Our demands from the Banque de France

The bank of France must take a clear and public stance and use its position within the Eurosystem and the ECB’s Governing Council to favour the adoption of the measures mentioned above.

While the governor of the Banque de France claims he wants to make the ECB a “pioneer central bank in the fight against climate change”, it actually suggest to wait “3 to 5” more years to act. This delay totally contradicts the bank’s decision to reduce its investments in fossil fuels taken in January 2021. The Banque de France should build on this first step at the European level and push other NGFS members to follow this path. Furthermore, the bank can still improve its fossil fuel policy to:

  • Strengthening its opposition to any new fossil fuel project, by divesting from companies that continue to plan such projects after a first opposition vote.
  • Committing to progressively reduce its thresholds for oil and gas to exit fossil fuels by 2040 at the latest, and much sooner for unconventional oil and gas.

Our demands from the Network for Greening the Financial System (NGFS)

The NGFS should work towards the rapid reduction of greenhouse gas emissions and take decisive action rather than issuing mere recommendations. Using the best available scientific knowledge, the NGFS must promote concrete measures, starting with Reclaim Finance’s demands for the European Central Bank.

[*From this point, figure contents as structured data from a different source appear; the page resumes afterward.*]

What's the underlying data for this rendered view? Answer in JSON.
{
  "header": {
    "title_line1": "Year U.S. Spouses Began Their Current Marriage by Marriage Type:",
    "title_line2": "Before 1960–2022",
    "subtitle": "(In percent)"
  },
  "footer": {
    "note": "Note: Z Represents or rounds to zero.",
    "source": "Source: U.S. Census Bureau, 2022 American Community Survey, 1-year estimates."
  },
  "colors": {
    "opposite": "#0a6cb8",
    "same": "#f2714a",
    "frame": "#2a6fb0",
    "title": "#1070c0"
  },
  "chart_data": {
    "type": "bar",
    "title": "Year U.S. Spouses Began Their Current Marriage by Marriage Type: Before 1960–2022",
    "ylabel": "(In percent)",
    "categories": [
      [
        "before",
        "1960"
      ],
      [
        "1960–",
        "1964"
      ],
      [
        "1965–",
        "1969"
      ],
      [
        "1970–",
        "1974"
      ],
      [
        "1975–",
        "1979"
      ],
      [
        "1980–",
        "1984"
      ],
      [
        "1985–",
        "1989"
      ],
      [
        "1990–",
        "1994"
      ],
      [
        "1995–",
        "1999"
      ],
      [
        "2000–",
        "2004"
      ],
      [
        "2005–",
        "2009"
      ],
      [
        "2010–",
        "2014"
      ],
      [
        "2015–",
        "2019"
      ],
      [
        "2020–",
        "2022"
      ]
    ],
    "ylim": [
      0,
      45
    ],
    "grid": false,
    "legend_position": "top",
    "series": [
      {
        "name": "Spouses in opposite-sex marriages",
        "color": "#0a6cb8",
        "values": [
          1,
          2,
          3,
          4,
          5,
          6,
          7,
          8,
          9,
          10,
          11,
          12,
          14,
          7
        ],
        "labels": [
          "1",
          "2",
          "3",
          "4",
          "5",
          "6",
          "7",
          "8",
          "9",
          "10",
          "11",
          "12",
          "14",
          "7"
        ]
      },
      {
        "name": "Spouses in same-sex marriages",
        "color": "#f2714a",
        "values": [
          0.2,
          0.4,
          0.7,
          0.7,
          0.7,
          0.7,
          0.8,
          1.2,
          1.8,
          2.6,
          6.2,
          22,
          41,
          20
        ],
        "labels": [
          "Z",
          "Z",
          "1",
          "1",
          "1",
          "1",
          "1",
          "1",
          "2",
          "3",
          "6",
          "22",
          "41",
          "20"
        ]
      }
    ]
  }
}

The NGFS must also amend its climate scenarios to reach a high environmental standard. This means:

  • Using a reference scenario limiting global heating to 1.5ºC above pre-industrial levels;
  • Integrating the urgent need to exit fossil fuels and stop further investments in the sector; and
  • Considering the high uncertainty regarding carbon capture and storage technologies, and negative emission in general, by drastically limiting their weight in these scenarios.